En la entrada anterior manifestaba mis dudas sobre el futuro de la Unión Europea: un
proyecto que considero a la deriva por falta de liderazgos y por haber perdido
el espíritu que lo hizo nacer. Y me comprometía a escribir precisamente sobre
eso: los planteamientos cristianos sobre los que surgió la idea de una Europa
unida.
Hace tan solo unos días (el 20 y 21 de febrero)
tuvo lugar en Bruselas un Consejo Extraordinario en el que los Jefes de Estado
y de Gobierno de los 27 se reunieron para debatir sobre el “Marco Financiero
Plurianual 2021-2027”, o sea: el presupuesto a largo plazo de la UE.

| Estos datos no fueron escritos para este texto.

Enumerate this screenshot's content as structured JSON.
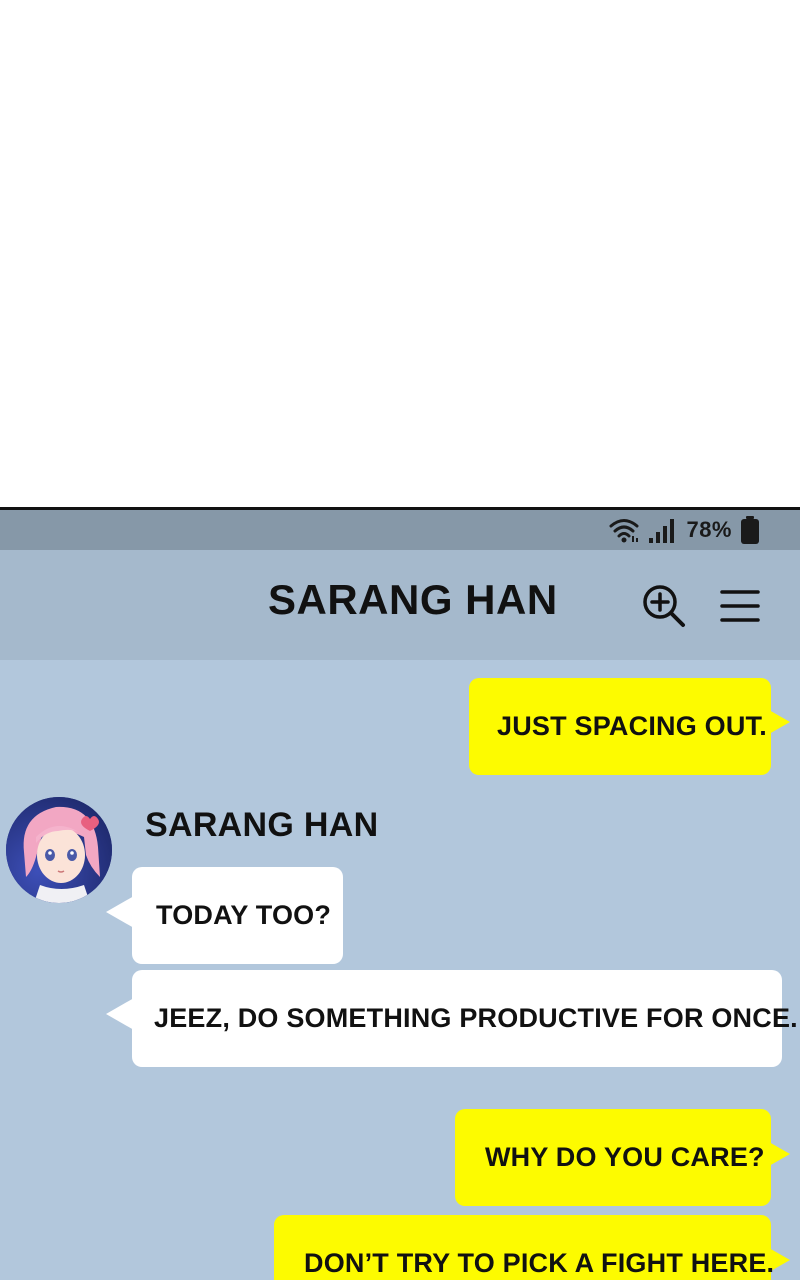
{
  "status_bar": {
    "battery_percent": "78%",
    "icons": [
      "wifi-icon",
      "signal-icon",
      "battery-icon"
    ]
  },
  "header": {
    "title": "SARANG HAN",
    "icons": [
      "zoom-in-icon",
      "menu-icon"
    ]
  },
  "messages": [
    {
      "from": "me",
      "text": "JUST SPACING OUT."
    },
    {
      "from": "them",
      "sender": "SARANG HAN",
      "text": "TODAY TOO?"
    },
    {
      "from": "them",
      "text": "JEEZ, DO SOMETHING PRODUCTIVE FOR ONCE."
    },
    {
      "from": "me",
      "text": "WHY DO YOU CARE?"
    },
    {
      "from": "me",
      "text": "DON’T TRY TO PICK A FIGHT HERE."
    }
  ],
  "colors": {
    "my_bubble": "#fdfb00",
    "their_bubble": "#ffffff",
    "chat_background": "#b2c7dc",
    "header_background": "#a5b9cc",
    "status_bar": "#8698a8"
  }
}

Después de más de 24 horas de debate, de encuentros
por bloques de países y encuentros bilaterales, de horas sin dormir, nuestros
políticos no llegaron a ninguna conclusión, y se levantaron sin alcanzar el más
mínimo acercamiento.
Y ante la pregunta sobre qué había pasado, la
Presidenta de la Comisión Ursula von der Leyen, contestó: "Esto es democracia. Tenemos 27 miembros diferentes con 27
intereses distintos".
Una respuesta impoluta: la invocación a la
democracia. Pero la claridad de la segunda parte de la contestación me parece
igualmente significativa. Que la Presidenta del órgano ejecutivo de la UE
considere que cada miembro de la UE tiene un interés distinto es el máximo
reflejo de la pérdida del espíritu que hizo nacer en los años 50 del siglo
pasado primero la CECA y posteriormente la CEE.

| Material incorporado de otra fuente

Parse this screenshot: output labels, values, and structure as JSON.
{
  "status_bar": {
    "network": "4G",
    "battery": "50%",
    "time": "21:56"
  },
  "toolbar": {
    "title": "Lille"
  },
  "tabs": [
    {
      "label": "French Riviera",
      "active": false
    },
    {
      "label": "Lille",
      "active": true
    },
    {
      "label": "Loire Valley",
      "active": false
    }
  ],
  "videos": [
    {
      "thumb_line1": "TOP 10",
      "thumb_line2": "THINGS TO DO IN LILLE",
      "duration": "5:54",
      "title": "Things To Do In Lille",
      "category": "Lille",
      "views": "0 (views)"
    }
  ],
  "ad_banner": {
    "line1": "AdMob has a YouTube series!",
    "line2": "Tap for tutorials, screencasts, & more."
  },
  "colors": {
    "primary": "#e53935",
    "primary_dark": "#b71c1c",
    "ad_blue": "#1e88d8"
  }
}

Aparte de que nos pueda resultar más o menos
interesante y enriquecedor profundizar sobre quiénes fueron los “Padres de
Europa” y cuál fue su pensamiento político y sobre todo su visión de la
sociedad impregnada de humanismo cristiano, el proyecto europeo surge fundamentalmente
como “reacción” a dos guerras mundiales que arrasaron el continente en menos de
medio siglo, y el deseo de que eso no vuelva a ocurrir. Así lo destacaba Robert
Schumann en lo que se conoce como Declaración Schumann, y que la propia
Comisión reconoce como nacimiento de la UE: “La solidaridad de producción que así se cree pondrá de manifiesto que
cualquier guerra entre Francia y Alemania no sólo resulta impensable, sino
materialmente imposible”.
Un planteamiento basado en dos pilares: la
reconciliación de las naciones hasta ese momento enfrentadas con demasiada
frecuencia por la guerra, o sea el perdón, y la solidaridad entre los pueblos.

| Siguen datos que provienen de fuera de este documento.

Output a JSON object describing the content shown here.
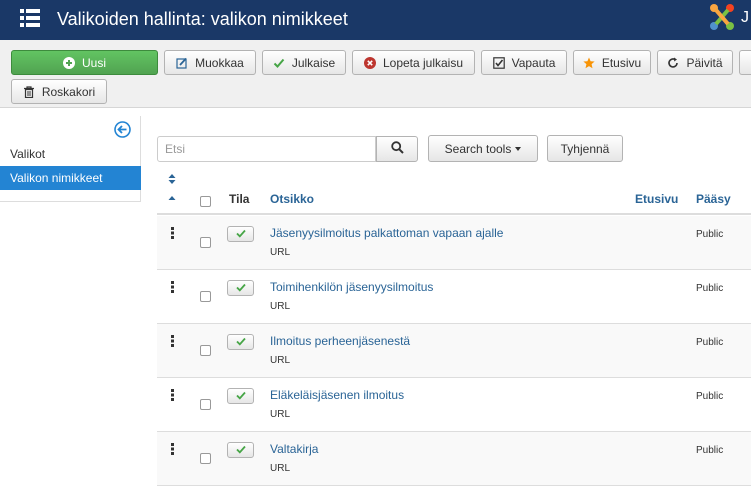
{
  "header": {
    "title": "Valikoiden hallinta: valikon nimikkeet"
  },
  "toolbar": {
    "buttons": [
      {
        "label": "Uusi",
        "icon": "plus-circle-icon"
      },
      {
        "label": "Muokkaa",
        "icon": "edit-icon"
      },
      {
        "label": "Julkaise",
        "icon": "check-icon"
      },
      {
        "label": "Lopeta julkaisu",
        "icon": "unpublish-icon"
      },
      {
        "label": "Vapauta",
        "icon": "checkbox-icon"
      },
      {
        "label": "Etusivu",
        "icon": "star-icon"
      },
      {
        "label": "Päivitä",
        "icon": "refresh-icon"
      },
      {
        "label": "Roskakori",
        "icon": "trash-icon"
      }
    ],
    "accent_color": "#5cb85c"
  },
  "sidebar": {
    "items": [
      {
        "label": "Valikot",
        "active": false
      },
      {
        "label": "Valikon nimikkeet",
        "active": true
      }
    ]
  },
  "filters": {
    "search_placeholder": "Etsi",
    "search_tools_label": "Search tools",
    "clear_label": "Tyhjennä"
  },
  "table": {
    "headers": {
      "status": "Tila",
      "title": "Otsikko",
      "home": "Etusivu",
      "access": "Pääsy"
    },
    "rows": [
      {
        "title": "Jäsenyysilmoitus palkattoman vapaan ajalle",
        "type": "URL",
        "access": "Public"
      },
      {
        "title": "Toimihenkilön jäsenyysilmoitus",
        "type": "URL",
        "access": "Public"
      },
      {
        "title": "Ilmoitus perheenjäsenestä",
        "type": "URL",
        "access": "Public"
      },
      {
        "title": "Eläkeläisjäsenen ilmoitus",
        "type": "URL",
        "access": "Public"
      },
      {
        "title": "Valtakirja",
        "type": "URL",
        "access": "Public"
      }
    ]
  },
  "colors": {
    "header_bg": "#1a3867",
    "link": "#2a6496",
    "active_sidebar": "#2384d3",
    "published": "#46a546"
  }
}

Juan Pablo II es otro personaje clave durante el
último cuarto del siglo XX, al que pensadores de todas las ideologías atribuyen
una contribución especial en la caída del Telón de Acero y la unificación
europea. En su discurso en el Acto Europeo en Santiago de Compostela en
Noviembre de 1982 decía: “Y todavía en
nuestros días, el alma de Europa permanece unida porque, además de su origen común,
tiene idénticos valores cristianos y humanos, como son los de la dignidad de la
persona humana, del profundo sentimiento de justicia y libertad, de laboriosidad,
de espíritu de iniciativa, de amor a la familia, de respeto a la vida, de
tolerancia y de deseo de cooperación y de paz, que son notas que la
caracterizan”.
Por eso perder de vista que la construcción europea
es algo más que la construcción de un mercado, y despreciar los valores de
reconciliación y solidaridad que fueron los catalizadores de su puesta en
marcha, está abocado al más absoluto de los fracasos.
Si muchos de nuestros políticos –y quizá de los
propios ciudadanos- no son capaces de ser solidarios ni con los connacionales
de otras regiones, ¿cómo van a serlo con los estonios o malteses por ejemplo? Y
así, ¿cómo vamos a construir una Europa unida? La construiremos sólo hasta que
toque repartir los fondos de desarrollo o de cohesión. En ese momento empezarán
las dentelladas, y volverá a tener razón la Presidenta de la Comisión.